IR: It is a lot of things, I have written a book a year and sometimes two every year since 1984. Secondly, I’ll be 50 in April next year, I can recharge the batteries, do some travelling.

I’ve been to Australia half a dozen times but I have never seen the Great Barrier Reef. When I’m doing book tours, I see hotels, cabs, books stores, radio stations and journalists. I have been all around the world and seen nothing.

Q: Do creative batteries need to be recharged or is it more like a creative muscle that becomes stronger the more it is used?

IR: It doesn’t get any easier. It gets harder and it should get harder because you should want to do better each time. The person you are up against all the time is yourself. Whatever you are writing now, you want it to be better than what you have done before.

A year off is a good chance for me to look at what I have done; what’s left to do that I haven’t and to take the time to step back and refocus. You never know, I might only have five or 10 years left. I could snuff it any time!

Q: Is there a set time and place for your writing?

IR: I can really only write when the kids are out of the house which means daytime on weekdays. There is always music playing in the background, but quietly and nothing with lyrics. So, jazz or classical is good as well as a couple of rock bands or some electronica. The table that I work at faces a blank wall, the only one in the house. The laptop I work on has no internet connection.

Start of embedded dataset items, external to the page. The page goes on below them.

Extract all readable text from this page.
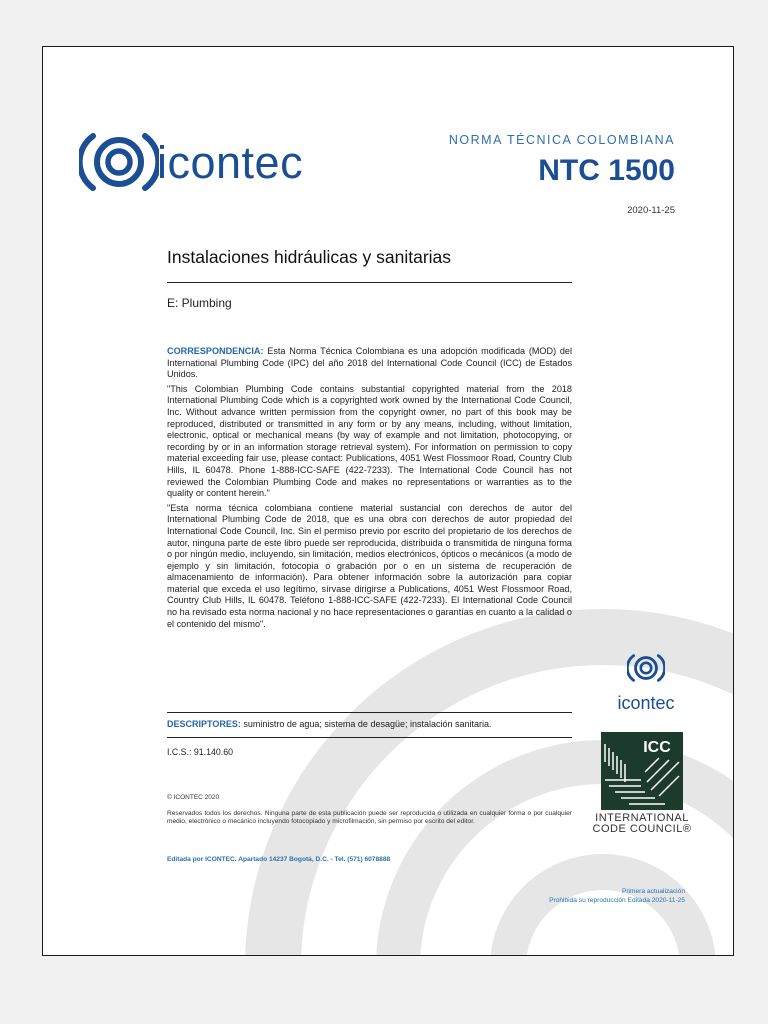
icontec	NORMA TÉCNICA COLOMBIANA
NTC 1500
2020-11-25
Instalaciones hidráulicas y sanitarias
E: Plumbing

CORRESPONDENCIA: Esta Norma Técnica Colombiana es una adopción modificada (MOD) del International Plumbing Code (IPC) del año 2018 del International Code Council (ICC) de Estados Unidos.

"This Colombian Plumbing Code contains substantial copyrighted material from the 2018 International Plumbing Code which is a copyrighted work owned by the International Code Council, Inc. Without advance written permission from the copyright owner, no part of this book may be reproduced, distributed or transmitted in any form or by any means, including, without limitation, electronic, optical or mechanical means (by way of example and not limitation, photocopying, or recording by or in an information storage retrieval system). For information on permission to copy material exceeding fair use, please contact: Publications, 4051 West Flossmoor Road, Country Club Hills, IL 60478. Phone 1-888-ICC-SAFE (422-7233). The International Code Council has not reviewed the Colombian Plumbing Code and makes no representations or warranties as to the quality or content herein."

"Esta norma técnica colombiana contiene material sustancial con derechos de autor del International Plumbing Code de 2018, que es una obra con derechos de autor propiedad del International Code Council, Inc. Sin el permiso previo por escrito del propietario de los derechos de autor, ninguna parte de este libro puede ser reproducida, distribuida o transmitida de ninguna forma o por ningún medio, incluyendo, sin limitación, medios electrónicos, ópticos o mecánicos (a modo de ejemplo y sin limitación, fotocopia o grabación por o en un sistema de recuperación de almacenamiento de información). Para obtener información sobre la autorización para copiar material que exceda el uso legítimo, sírvase dirigirse a Publications, 4051 West Flossmoor Road, Country Club Hills, IL 60478. Teléfono 1-888-ICC-SAFE (422-7233). El International Code Council no ha revisado esta norma nacional y no hace representaciones o garantías en cuanto a la calidad o el contenido del mismo".

DESCRIPTORES: suministro de agua; sistema de desagüe; instalación sanitaria.
I.C.S.: 91.140.60
© ICONTEC 2020
Reservados todos los derechos. Ninguna parte de esta publicación puede ser reproducida o utilizada en cualquier forma o por cualquier medio, electrónico o mecánico incluyendo fotocopiado y microfilmación, sin permiso por escrito del editor.
Editada por ICONTEC. Apartado 14237 Bogotá, D.C. - Tel. (571) 6078888
Primera actualización
Prohibida su reproducción Editada 2020-11-25
icontec
ICC
INTERNATIONAL
CODE COUNCIL®
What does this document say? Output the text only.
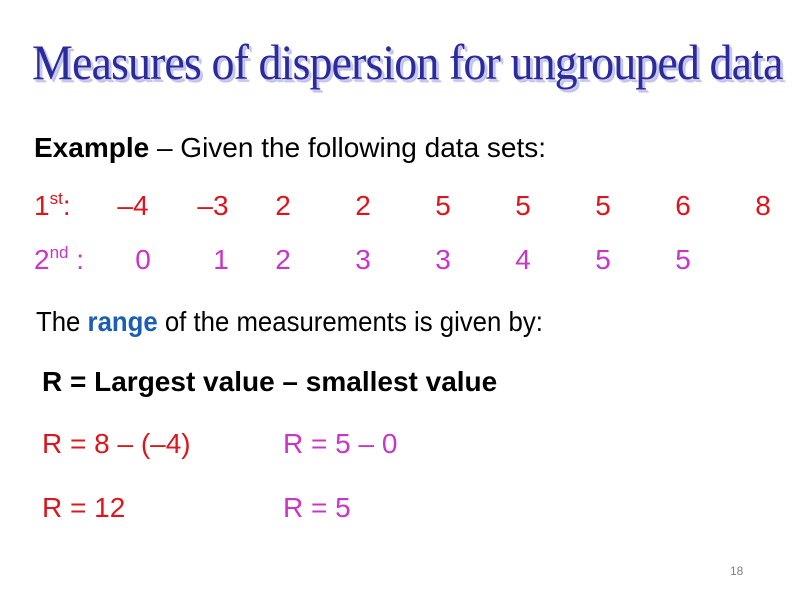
Measures of dispersion for ungrouped data
Example – Given the following data sets:
1st: –4 –3	2	2	5	5	5	6	8
2nd :	0	1	2	3	3	4	5	5
The range of the measurements is given by:
R = Largest value – smallest value
R = 8 – (–4)	R = 5 – 0
R = 12	R = 5
18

Q: Have you ever written after a couple of drinks?

IR: I tried it as a student. I studied American literature and your Faulkners, Hemingways and Fitzgeralds all seemed to drink a fair bit and were still functioning literates. I wrote a story one night after a few drinks, looked at it the next morning and thought it was garbage. It didn’t work for me.

Q: Why do you think people are so fascinated and curious about creativity?

IR: Anyone can write a novel. A lot of people think there is a magic formula to it. I sometimes get asked what pen I use as though if they use the same pen it might rub off on them or something.

I am absolutely fascinated by creativity as well, I occasionally get the chance to interview writers who I admire and I ask them those questions as well. I’m like that with painters and musicians. Anybody involved with an art form that I’m not involved with then I’m fascinated by it. It’s almost as though they have some form of shamanistic power that I don’t have.